Aqmi, un des deux autres groupes qui sévissent dans l’extrême Nord, a perdu plusieurs de ses cadres et la plupart de ses caches ont été découvertes. L’organisation n’évolue plus qu’aux confins du Sahara, sous les ordres de l’Algérien Yahia Abou el-Hammam, l’émir du « Grand Sahara ». Selon la note de la DGSE malienne, « son effectif total est estimé à 200 combattants, répartis entre trois katibas ». La première, Tarik Ibn Ziyad, est commandée par un Algérien, Shouaib Abou Abdallah. Elle est basée au nord-est de Kidal. La deuxième, Al-Forkane, qui opère au nord-ouest de Tombouctou, est dirigée par un Mauritanien, Talha al-Libi. Quant à la troisième, Al-Ansar, elle a été « absorbée » par Ansar Eddine.

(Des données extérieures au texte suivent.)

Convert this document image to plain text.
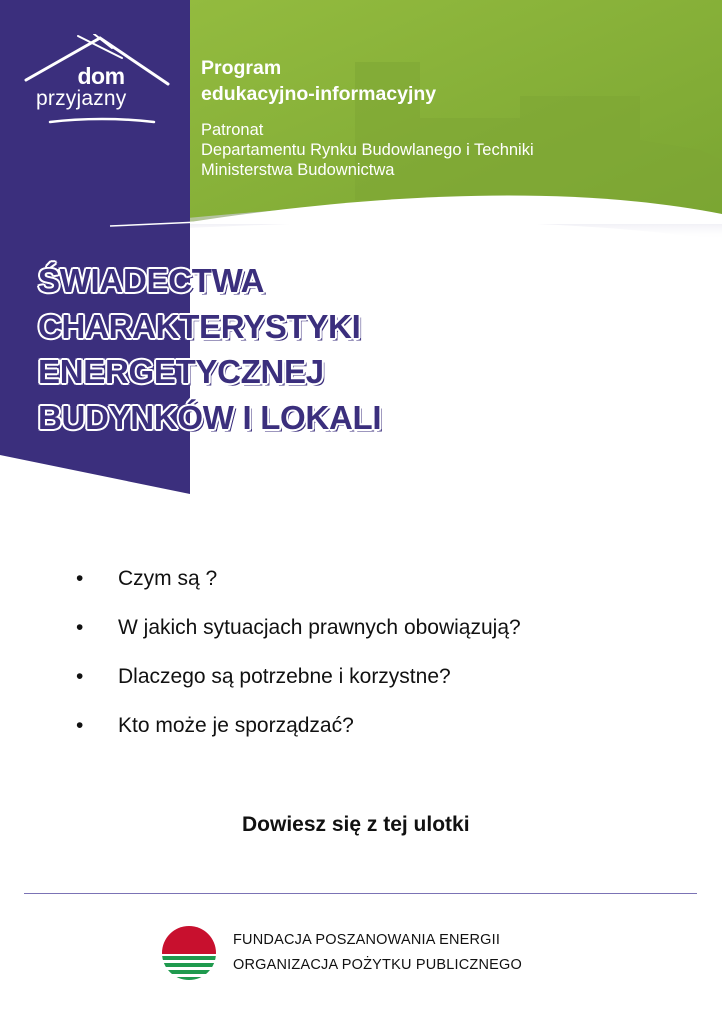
dom
przyjazny
Program
edukacyjno-informacyjny
Patronat
Departamentu Rynku Budowlanego i Techniki
Ministerstwa Budownictwa
ŚWIADECTWA
CHARAKTERYSTYKI
ENERGETYCZNEJ
BUDYNKÓW I LOKALI
• Czym są ?
• W jakich sytuacjach prawnych obowiązują?
• Dlaczego są potrzebne i korzystne?
• Kto może je sporządzać?
Dowiesz się z tej ulotki
FUNDACJA POSZANOWANIA ENERGII
ORGANIZACJA POŻYTKU PUBLICZNEGO
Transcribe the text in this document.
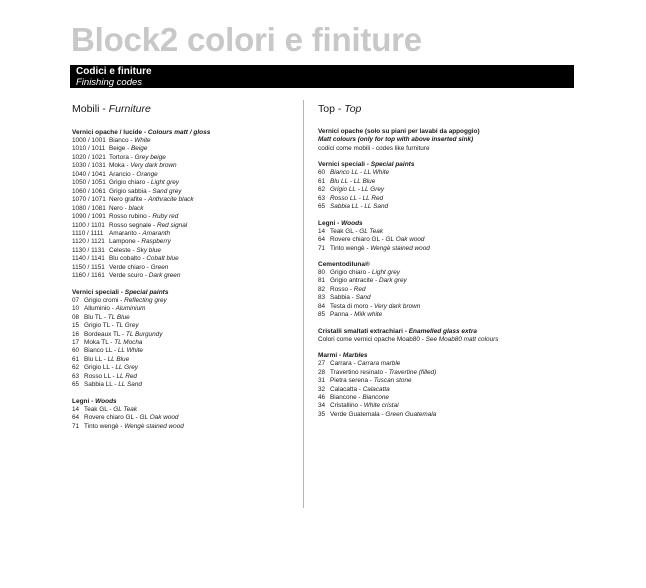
Block2 colori e finiture
Codici e finiture
Finishing codes
Mobili - Furniture
Vernici opache / lucide - Colours matt / gloss
1000 / 1001 Bianco - White
1010 / 1011 Beige - Beige
1020 / 1021 Tortora - Grey beige
1030 / 1031 Moka - Very dark brown
1040 / 1041 Arancio - Orange
1050 / 1051 Grigio chiaro - Light grey
1060 / 1061 Grigio sabbia - Sand grey
1070 / 1071 Nero grafite - Anthracite black
1080 / 1081 Nero - black
1090 / 1091 Rosso rubino - Ruby red
1100 / 1101 Rosso segnale - Red signal
1110 / 1111 Amaranto - Amaranth
1120 / 1121 Lampone - Raspberry
1130 / 1131 Celeste - Sky blue
1140 / 1141 Blu cobalto - Cobalt blue
1150 / 1151 Verde chiaro - Green
1160 / 1161 Verde scuro - Dark green
Vernici speciali - Special paints
07 Grigio cromi - Reflecting grey
10 Alluminio - Aluminium
08 Blu TL - TL Blue
15 Grigio TL - TL Grey
16 Bordeaux TL - TL Burgundy
17 Moka TL - TL Mocha
60 Bianco LL - LL White
61 Blu LL - LL Blue
62 Grigio LL - LL Grey
63 Rosso LL - LL Red
65 Sabbia LL - LL Sand
Legni - Woods
14 Teak GL - GL Teak
64 Rovere chiaro GL - GL Oak wood
71 Tinto wengè - Wengè stained wood
Top - Top
Vernici opache (solo su piani per lavabi da appoggio)
Matt colours (only for top with above inserted sink)
codici come mobili - codes like furniture
Vernici speciali - Special paints
60 Bianco LL - LL White
61 Blu LL - LL Blue
62 Grigio LL - LL Grey
63 Rosso LL - LL Red
65 Sabbia LL - LL Sand
Legni - Woods
14 Teak GL - GL Teak
64 Rovere chiaro GL - GL Oak wood
71 Tinto wengè - Wengè stained wood
Cementodiluna®
80 Grigio chiaro - Light grey
81 Grigio antracite - Dark grey
82 Rosso - Red
83 Sabbia - Sand
84 Testa di moro - Very dark brown
85 Panna - Milk white
Cristalli smaltati extrachiari - Enamelled glass extra
Colori come vernici opache Moab80 - See Moab80 matt colours
Marmi - Marbles
27 Carrara - Carrara marble
28 Travertino resinato - Travertine (filled)
31 Pietra serena - Tuscan stone
32 Calacatta - Calacatta
46 Biancone - Biancone
34 Cristallino - White cristal
35 Verde Guatemala - Green Guatemala
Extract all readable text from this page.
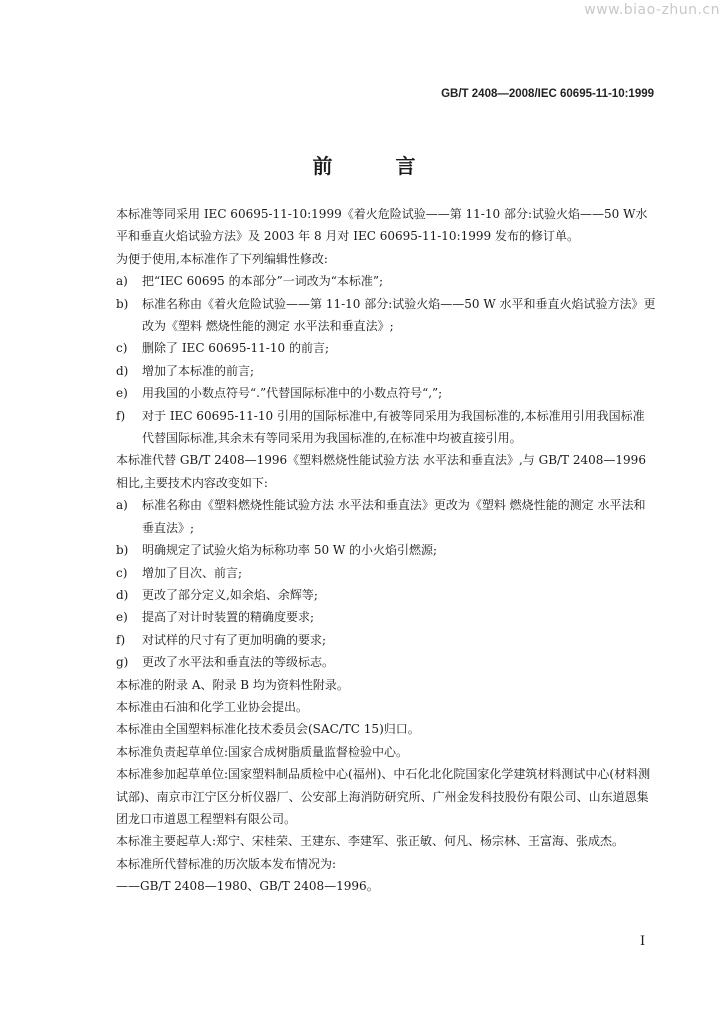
www.biao-zhun.cn
GB/T 2408—2008/IEC 60695-11-10:1999
前 言

本标准等同采用 IEC 60695-11-10:1999《着火危险试验——第 11-10 部分:试验火焰——50 W水平和垂直火焰试验方法》及 2003 年 8 月对 IEC 60695-11-10:1999 发布的修订单。

为便于使用,本标准作了下列编辑性修改:

a)	把“IEC 60695 的本部分”一词改为“本标准”;
b)	标准名称由《着火危险试验——第 11-10 部分:试验火焰——50 W 水平和垂直火焰试验方法》更改为《塑料 燃烧性能的测定 水平法和垂直法》;
c)	删除了 IEC 60695-11-10 的前言;
d)	增加了本标准的前言;
e)	用我国的小数点符号“.”代替国际标准中的小数点符号“,”;
f)	对于 IEC 60695-11-10 引用的国际标准中,有被等同采用为我国标准的,本标准用引用我国标准代替国际标准,其余未有等同采用为我国标准的,在标准中均被直接引用。

本标准代替 GB/T 2408—1996《塑料燃烧性能试验方法 水平法和垂直法》,与 GB/T 2408—1996 相比,主要技术内容改变如下:

a)	标准名称由《塑料燃烧性能试验方法 水平法和垂直法》更改为《塑料 燃烧性能的测定 水平法和垂直法》;
b)	明确规定了试验火焰为标称功率 50 W 的小火焰引燃源;
c)	增加了目次、前言;
d)	更改了部分定义,如余焰、余辉等;
e)	提高了对计时装置的精确度要求;
f)	对试样的尺寸有了更加明确的要求;
g)	更改了水平法和垂直法的等级标志。

本标准的附录 A、附录 B 均为资料性附录。

本标准由石油和化学工业协会提出。

本标准由全国塑料标准化技术委员会(SAC/TC 15)归口。

本标准负责起草单位:国家合成树脂质量监督检验中心。

本标准参加起草单位:国家塑料制品质检中心(福州)、中石化北化院国家化学建筑材料测试中心(材料测试部)、南京市江宁区分析仪器厂、公安部上海消防研究所、广州金发科技股份有限公司、山东道恩集团龙口市道恩工程塑料有限公司。

本标准主要起草人:郑宁、宋桂荣、王建东、李建军、张正敏、何凡、杨宗林、王富海、张成杰。

本标准所代替标准的历次版本发布情况为:

——GB/T 2408—1980、GB/T 2408—1996。

I
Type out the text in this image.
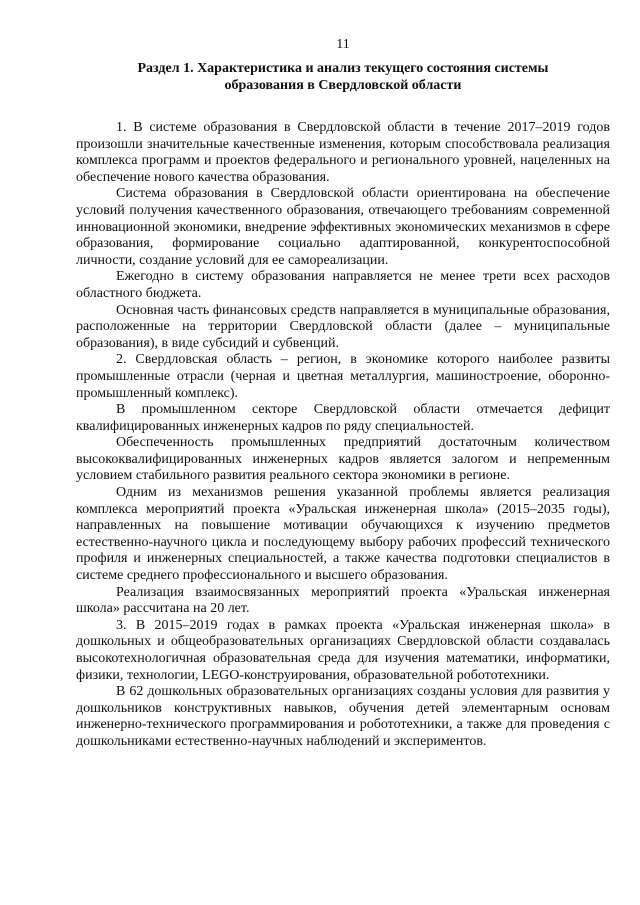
11
Раздел 1. Характеристика и анализ текущего состояния системы
образования в Свердловской области

1. В системе образования в Свердловской области в течение 2017–2019 годов произошли значительные качественные изменения, которым способствовала реализация комплекса программ и проектов федерального и регионального уровней, нацеленных на обеспечение нового качества образования.

Система образования в Свердловской области ориентирована на обеспечение условий получения качественного образования, отвечающего требованиям современной инновационной экономики, внедрение эффективных экономических механизмов в сфере образования, формирование социально адаптированной, конкурентоспособной личности, создание условий для ее самореализации.

Ежегодно в систему образования направляется не менее трети всех расходов областного бюджета.

Основная часть финансовых средств направляется в муниципальные образования, расположенные на территории Свердловской области (далее – муниципальные образования), в виде субсидий и субвенций.

2. Свердловская область – регион, в экономике которого наиболее развиты промышленные отрасли (черная и цветная металлургия, машиностроение, оборонно-промышленный комплекс).

В промышленном секторе Свердловской области отмечается дефицит квалифицированных инженерных кадров по ряду специальностей.

Обеспеченность промышленных предприятий достаточным количеством высококвалифицированных инженерных кадров является залогом и непременным условием стабильного развития реального сектора экономики в регионе.

Одним из механизмов решения указанной проблемы является реализация комплекса мероприятий проекта «Уральская инженерная школа» (2015–2035 годы), направленных на повышение мотивации обучающихся к изучению предметов естественно-научного цикла и последующему выбору рабочих профессий технического профиля и инженерных специальностей, а также качества подготовки специалистов в системе среднего профессионального и высшего образования.

Реализация взаимосвязанных мероприятий проекта «Уральская инженерная школа» рассчитана на 20 лет.

3. В 2015–2019 годах в рамках проекта «Уральская инженерная школа» в дошкольных и общеобразовательных организациях Свердловской области создавалась высокотехнологичная образовательная среда для изучения математики, информатики, физики, технологии, LEGO-конструирования, образовательной робототехники.

В 62 дошкольных образовательных организациях созданы условия для развития у дошкольников конструктивных навыков, обучения детей элементарным основам инженерно-технического программирования и робототехники, а также для проведения с дошкольниками естественно-научных наблюдений и экспериментов.
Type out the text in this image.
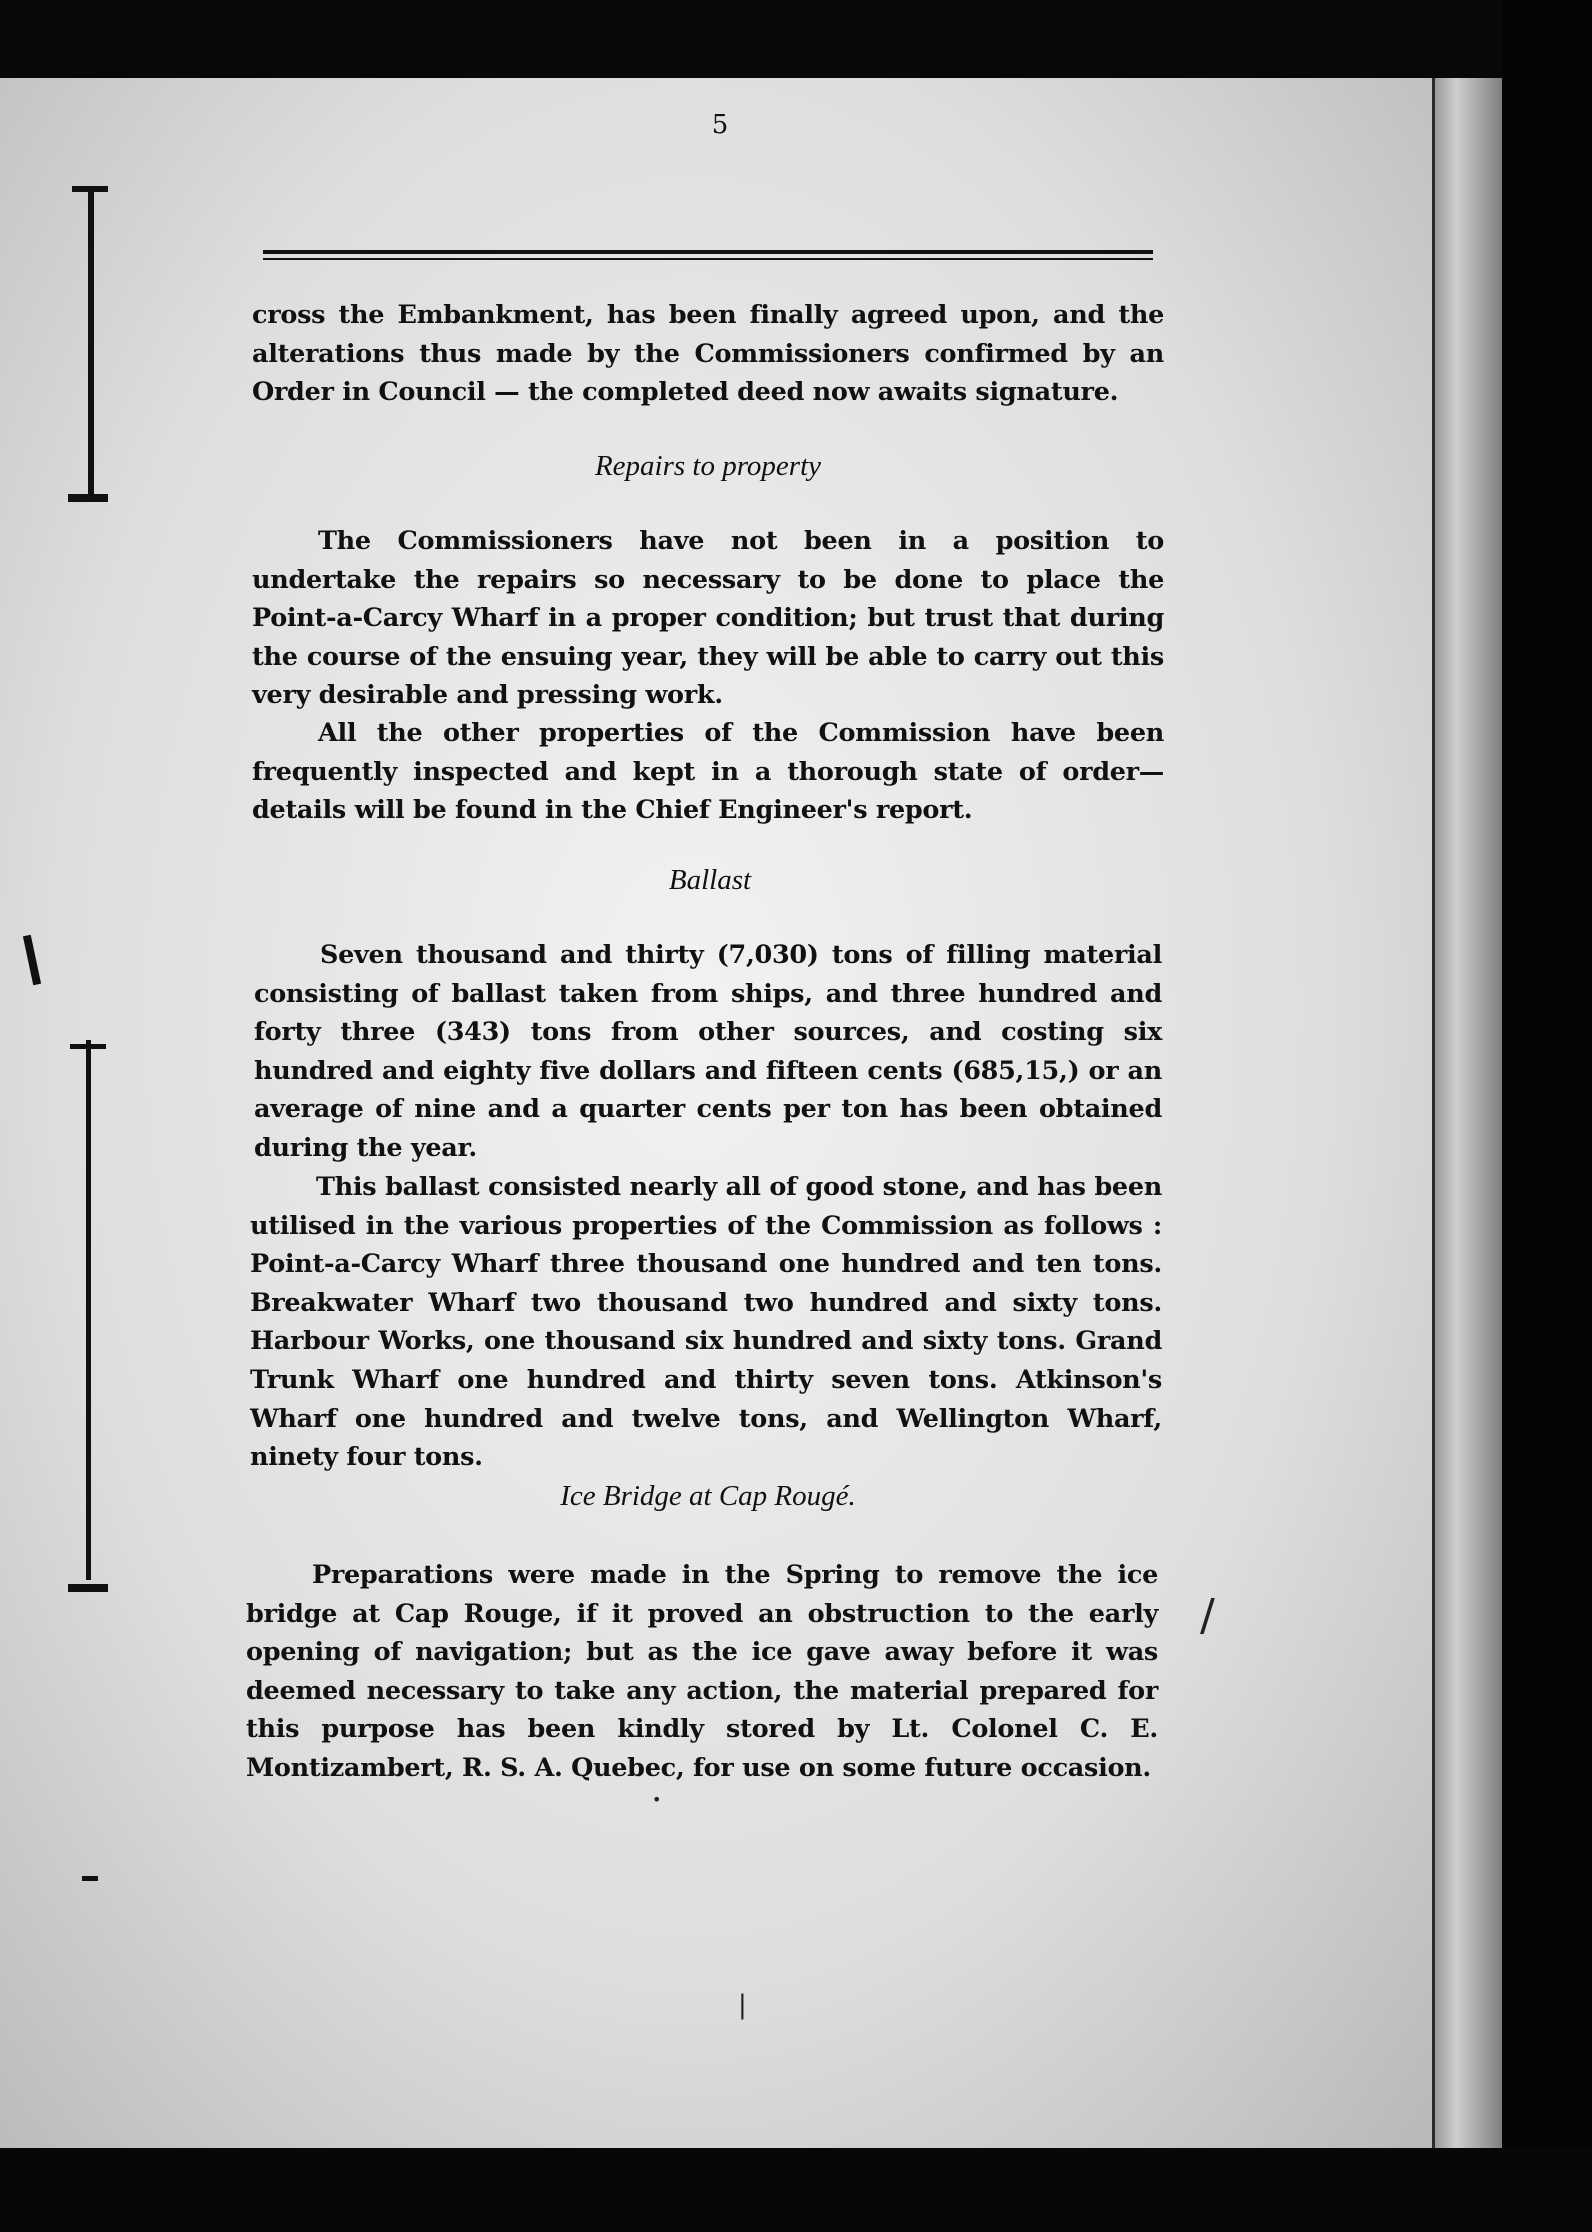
5
cross the Embankment, has been finally agreed upon, and the alterations thus made by the Commissioners confirmed by an Order in Council — the completed deed now awaits signature.
Repairs to property
The Commissioners have not been in a position to undertake the repairs so necessary to be done to place the Point-a-Carcy Wharf in a proper condition; but trust that during the course of the ensuing year, they will be able to carry out this very desirable and pressing work.
All the other properties of the Commission have been frequently inspected and kept in a thorough state of order—details will be found in the Chief Engineer's report.
Ballast
Seven thousand and thirty (7,030) tons of filling material consisting of ballast taken from ships, and three hundred and forty three (343) tons from other sources, and costing six hundred and eighty five dollars and fifteen cents (685,15,) or an average of nine and a quarter cents per ton has been obtained during the year.
This ballast consisted nearly all of good stone, and has been utilised in the various properties of the Commission as follows : Point-a-Carcy Wharf three thousand one hundred and ten tons. Breakwater Wharf two thousand two hundred and sixty tons. Harbour Works, one thousand six hundred and sixty tons. Grand Trunk Wharf one hundred and thirty seven tons. Atkinson's Wharf one hundred and twelve tons, and Wellington Wharf, ninety four tons.
Ice Bridge at Cap Rougé.
Preparations were made in the Spring to remove the ice bridge at Cap Rouge, if it proved an obstruction to the early opening of navigation; but as the ice gave away before it was deemed necessary to take any action, the material prepared for this purpose has been kindly stored by Lt. Colonel C. E. Montizambert, R. S. A. Quebec, for use on some future occasion.
•
|
/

Mais ces groupes « s’organisent » et « s’adaptent » : ils restent dispersés, changent constamment de position, ne se déplacent plus qu’à moto ou à dos de chameau, n’utilisent que des messagers humains (plus de téléphone) et peuvent toujours mener des opérations kamikazes à Bamako ou ailleurs. L’attaque de l’hôtel Radisson le 20 novembre dans la capitale malienne, a été revendiquée par les deux groupes. Al-Mourabitoune, composé en majorité de combattants peuls (maliens ou nigériens), paraît notamment « déterminé à frapper le Niger ».